On the other hand, with so much software controlling life’s everyday conveniences like cars, cell phones, medical monitors, and the world’s banking systems atop the Internet, have we yet come to grips with embedded security? Worrying about the latest DDoS attack on a server is commonplace – just ask the political leadership of Estonia how their banking system was shut down by foreign hackers. But you should also be terrified at what a bad actor could do with access to your life via an iPhone – or your automobile.

According to Robert Dewar, Emeritus Professor of Computer Science at New York University and President of AdaCore software, there’s a big difference between safety and security. A secure embedded system needs to have assurance of meeting security constraints per an established profile, while a safety-critical system needs to always work. For example, the NSA’s Tokeneer Project established the requirements for a secure biometric door entry system, and used COTS software with formal methods to establish and prove compliance to the security profile (details, including all the code written in SPARK Ada: www.adacore.com/tokeneer).

In the defense industry, myriad standards exist for developing secure software and systems, including separation kernels in operating systems, Multiple Independent Levels of Security (MILS), and time- and space-partitioned environments per ARINC-653, to name just a few. But are these ever used in commercial applications? Doubtful.

Similarly, for safety-critical systems such as avionics, the FAA’s DO-178B (software) and DO-254 (hardware) establish criticality levels and formal proof methods to absolutely guarantee that software and systems behave 100 percent predictably. It also follows that every safety-critical system must be secure, because unauthorized access might compromise safety.

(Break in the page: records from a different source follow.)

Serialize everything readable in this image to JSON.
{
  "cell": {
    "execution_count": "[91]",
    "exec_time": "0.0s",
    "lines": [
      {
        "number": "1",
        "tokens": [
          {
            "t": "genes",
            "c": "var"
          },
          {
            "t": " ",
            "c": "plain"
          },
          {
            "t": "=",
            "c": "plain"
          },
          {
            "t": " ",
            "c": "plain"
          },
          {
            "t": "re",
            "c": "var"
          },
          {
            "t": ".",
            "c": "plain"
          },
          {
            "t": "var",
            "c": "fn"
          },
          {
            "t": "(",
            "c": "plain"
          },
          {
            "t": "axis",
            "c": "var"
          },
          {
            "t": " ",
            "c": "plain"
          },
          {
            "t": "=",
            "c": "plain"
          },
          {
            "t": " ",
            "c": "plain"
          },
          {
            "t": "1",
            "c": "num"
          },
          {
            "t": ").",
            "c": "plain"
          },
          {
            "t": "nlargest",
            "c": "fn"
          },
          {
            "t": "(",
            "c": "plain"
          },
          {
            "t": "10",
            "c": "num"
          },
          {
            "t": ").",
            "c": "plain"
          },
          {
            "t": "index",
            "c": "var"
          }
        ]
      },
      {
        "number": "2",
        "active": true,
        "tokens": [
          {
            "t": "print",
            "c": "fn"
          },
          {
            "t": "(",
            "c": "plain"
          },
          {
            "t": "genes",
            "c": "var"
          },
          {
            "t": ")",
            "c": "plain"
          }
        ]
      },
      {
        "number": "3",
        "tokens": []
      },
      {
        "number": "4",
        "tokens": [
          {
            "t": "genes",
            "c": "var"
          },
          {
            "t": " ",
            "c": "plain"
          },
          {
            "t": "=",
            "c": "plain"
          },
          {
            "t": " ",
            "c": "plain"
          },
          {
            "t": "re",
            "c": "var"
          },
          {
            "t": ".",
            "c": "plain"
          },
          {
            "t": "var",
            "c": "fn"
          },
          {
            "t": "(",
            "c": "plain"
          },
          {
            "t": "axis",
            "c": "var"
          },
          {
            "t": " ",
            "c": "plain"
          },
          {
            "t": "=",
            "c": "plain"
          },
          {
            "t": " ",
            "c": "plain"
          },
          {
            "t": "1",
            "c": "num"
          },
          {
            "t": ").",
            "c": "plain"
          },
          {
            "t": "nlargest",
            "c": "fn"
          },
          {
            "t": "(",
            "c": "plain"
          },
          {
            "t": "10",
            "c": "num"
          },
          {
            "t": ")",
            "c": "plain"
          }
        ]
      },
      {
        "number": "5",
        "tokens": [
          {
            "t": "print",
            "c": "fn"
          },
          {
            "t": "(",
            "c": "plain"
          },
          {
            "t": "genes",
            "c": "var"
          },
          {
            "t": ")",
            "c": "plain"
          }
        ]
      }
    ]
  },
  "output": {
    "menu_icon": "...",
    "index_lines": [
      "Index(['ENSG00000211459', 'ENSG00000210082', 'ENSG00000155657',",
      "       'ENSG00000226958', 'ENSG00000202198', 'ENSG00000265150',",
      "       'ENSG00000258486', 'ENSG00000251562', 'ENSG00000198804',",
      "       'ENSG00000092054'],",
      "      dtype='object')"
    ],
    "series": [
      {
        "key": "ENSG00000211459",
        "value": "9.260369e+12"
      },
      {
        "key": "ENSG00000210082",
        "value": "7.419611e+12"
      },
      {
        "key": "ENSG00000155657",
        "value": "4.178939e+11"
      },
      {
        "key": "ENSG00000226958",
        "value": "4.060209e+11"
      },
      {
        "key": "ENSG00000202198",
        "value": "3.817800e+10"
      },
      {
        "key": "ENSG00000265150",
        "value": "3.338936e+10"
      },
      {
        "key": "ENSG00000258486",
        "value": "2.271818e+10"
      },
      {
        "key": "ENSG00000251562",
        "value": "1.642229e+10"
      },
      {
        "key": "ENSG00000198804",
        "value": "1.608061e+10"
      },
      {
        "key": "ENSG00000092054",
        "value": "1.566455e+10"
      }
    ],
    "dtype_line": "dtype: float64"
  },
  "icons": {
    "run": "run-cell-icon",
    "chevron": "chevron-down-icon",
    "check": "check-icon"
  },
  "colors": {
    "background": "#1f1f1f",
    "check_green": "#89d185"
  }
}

My hope would be that secure or safety-critical applications – including smartphones and automobiles – would consider some of our industry’s COTS products. I’m sure Wind River or Green Hills will call me and tell me how VxWorks-178 or INTEGRITY-178 is used in a non-military application, but we rarely hear about these installations. It’s also likely that the heavy requirements management, formal methods, and NIAP certifications from our world might be “over-kill” in civilian apps.

Still, there’s hope. Open Kernel Labs, a company I first became familiar with last year, sells OS kernels for high-volume, low-cost platforms including cell phones. Their OKL4 kernel has doubled in volume from 250 million in 2009 to an estimated 500 million handsets for 2010. But it’s not just any old kernel – OKL4 creates “secure cells” into which handset applications can run. If one app dies, or goes rogue, it can’t spill over or affect the other cells. This is 100 percent identical to the original Green Hills concept of a “padded cell,” which coincidentally is the basis for ARINC-653 and other partitioned military environments. Interestingly, OK Labs is unfamiliar with the DoD concepts we all are so familiar with – but the company is clearly following the same path.

As we went to press, OK Labs was scheduled to announce a secure VoIP application running in a secure “hypercell” on a single-core cell phone processor, virtualizing the applications while keeping them separate. This follows the company’s Nirvana phone concept – another partitioned application that extends cloud computing to the handset. I am hopeful that as OKL4’s security gains traction, the commercial world will wake up to the risks and take a glance at our market and find some inspiration.

But on the safety-critical side, I’m unaware of any U.S.-based civilian efforts mirroring DO-178B. I suspect if anything’s happening, it probably will emerge out of Europe’s mass transit industry. (If you know of civilian safety-critical activities, drop me a line at [email protected] and I’ll be sure to print it.)

Safety and security are both hugely complicated subjects and ones we routinely cover in Military Embedded Systems. Yet ample standards, resources, and tools exist ranging from MILS to DO-178B, to ARINC-653 and DO-254, all the way to static analysis and code verification suites. Any of these could improve tomorrow’s generic, nondefense embedded systems. With Intel’s goal of “15 billion mobile Internet devices” by 2015 – including automobiles – how much longer can we ignore the issues of security and safety?